Name Type Description Default
source str or file - like

Path to a .tsf file, or an open file-like object (binary mode).

required
value_column_name str

Name for the value column(s). For panel data, column names become "{series_name}__{value_column_name}".

'value'
n_series int or None

Maximum number of series to parse. None parses all series. Use this to limit memory consumption for large datasets.

None

Returns

Type Description
tuple of (pl.DataFrame, dict)

A tuple of (dataframe, metadata) where dataframe has a "time" column (Datetime) and one column per series, and metadata is a dict with keys "frequency", "horizon", "missing", "equallength", "relation", "n_series".

Source Code

Show/Hide source
def parse_tsf(
    source: str | IO[bytes],
    *,
    value_column_name: str = "value",
    n_series: int | None = None,
) -> tuple[pl.DataFrame, dict]:
    """Parse a Monash ``.tsf`` file into a wide polars DataFrame.

    Parameters
    ----------
    source : str or file-like
        Path to a ``.tsf`` file, or an open file-like object (binary mode).
    value_column_name : str
        Name for the value column(s).
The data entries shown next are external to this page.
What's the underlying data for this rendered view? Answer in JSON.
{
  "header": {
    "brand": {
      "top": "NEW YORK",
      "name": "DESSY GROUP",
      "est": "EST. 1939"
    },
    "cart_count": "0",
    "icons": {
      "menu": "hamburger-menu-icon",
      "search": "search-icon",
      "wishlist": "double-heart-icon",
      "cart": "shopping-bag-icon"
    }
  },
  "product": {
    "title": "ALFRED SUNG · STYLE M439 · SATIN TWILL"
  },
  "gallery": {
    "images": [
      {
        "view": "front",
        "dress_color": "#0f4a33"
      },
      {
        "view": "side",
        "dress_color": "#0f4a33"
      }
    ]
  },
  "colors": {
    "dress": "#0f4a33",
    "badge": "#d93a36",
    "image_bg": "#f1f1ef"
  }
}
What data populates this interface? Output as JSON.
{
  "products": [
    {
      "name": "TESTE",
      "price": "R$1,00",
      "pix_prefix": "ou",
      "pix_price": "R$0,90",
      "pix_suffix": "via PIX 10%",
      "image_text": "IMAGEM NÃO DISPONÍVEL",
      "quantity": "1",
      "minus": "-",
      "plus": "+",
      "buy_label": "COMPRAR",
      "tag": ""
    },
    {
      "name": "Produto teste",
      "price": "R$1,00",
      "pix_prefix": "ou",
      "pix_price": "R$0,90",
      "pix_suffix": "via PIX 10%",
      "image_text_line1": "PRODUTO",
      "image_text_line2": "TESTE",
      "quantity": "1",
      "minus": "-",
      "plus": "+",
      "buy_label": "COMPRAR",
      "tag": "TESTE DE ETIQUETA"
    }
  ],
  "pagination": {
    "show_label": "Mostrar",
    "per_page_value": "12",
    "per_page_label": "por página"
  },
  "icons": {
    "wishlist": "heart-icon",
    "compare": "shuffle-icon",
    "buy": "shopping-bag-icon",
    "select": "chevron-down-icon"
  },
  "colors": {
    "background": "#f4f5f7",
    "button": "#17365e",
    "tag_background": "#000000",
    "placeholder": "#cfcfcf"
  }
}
For panel data, column names become
        ``"{series_name}__{value_column_name}"``.
    n_series : int or None
        Maximum number of series to parse. ``None`` parses all series.
        Use this to limit memory consumption for large datasets.

    Returns
    -------
    tuple of (pl.DataFrame, dict)
        A tuple of ``(dataframe, metadata)`` where *dataframe* has a
        ``"time"`` column (Datetime) and one column per series, and
        *metadata* is a dict with keys ``"frequency"``, ``"horizon"``,
        ``"missing"``, ``"equallength"``, ``"relation"``, ``"n_series"``.

    """
    line_iter = _iter_text_lines(source)
    attributes, header_meta = _parse_header(line_iter)

    series_list = _parse_data_lines(line_iter, attributes, n_series=n_series)

    polars_freq = TSF_FREQUENCY_MAP.get(header_meta["frequency_raw"], header_meta["frequency_raw"])

    has_timestamp = any(name == "start_timestamp" for name, _ in attributes)

    frame = _build_dataframe(
        series_list,
        polars_freq=polars_freq,
        has_timestamp=has_timestamp,
        value_column_name=value_column_name,
    )

    metadata = {
        "frequency": polars_freq,
        "horizon": header_meta["horizon"],
        "missing": header_meta["missing"],
        "equallength": header_meta["equallength"],
        "relation": header_meta["relation"],
        "n_series": len(series_list),
    }

    return frame, metadata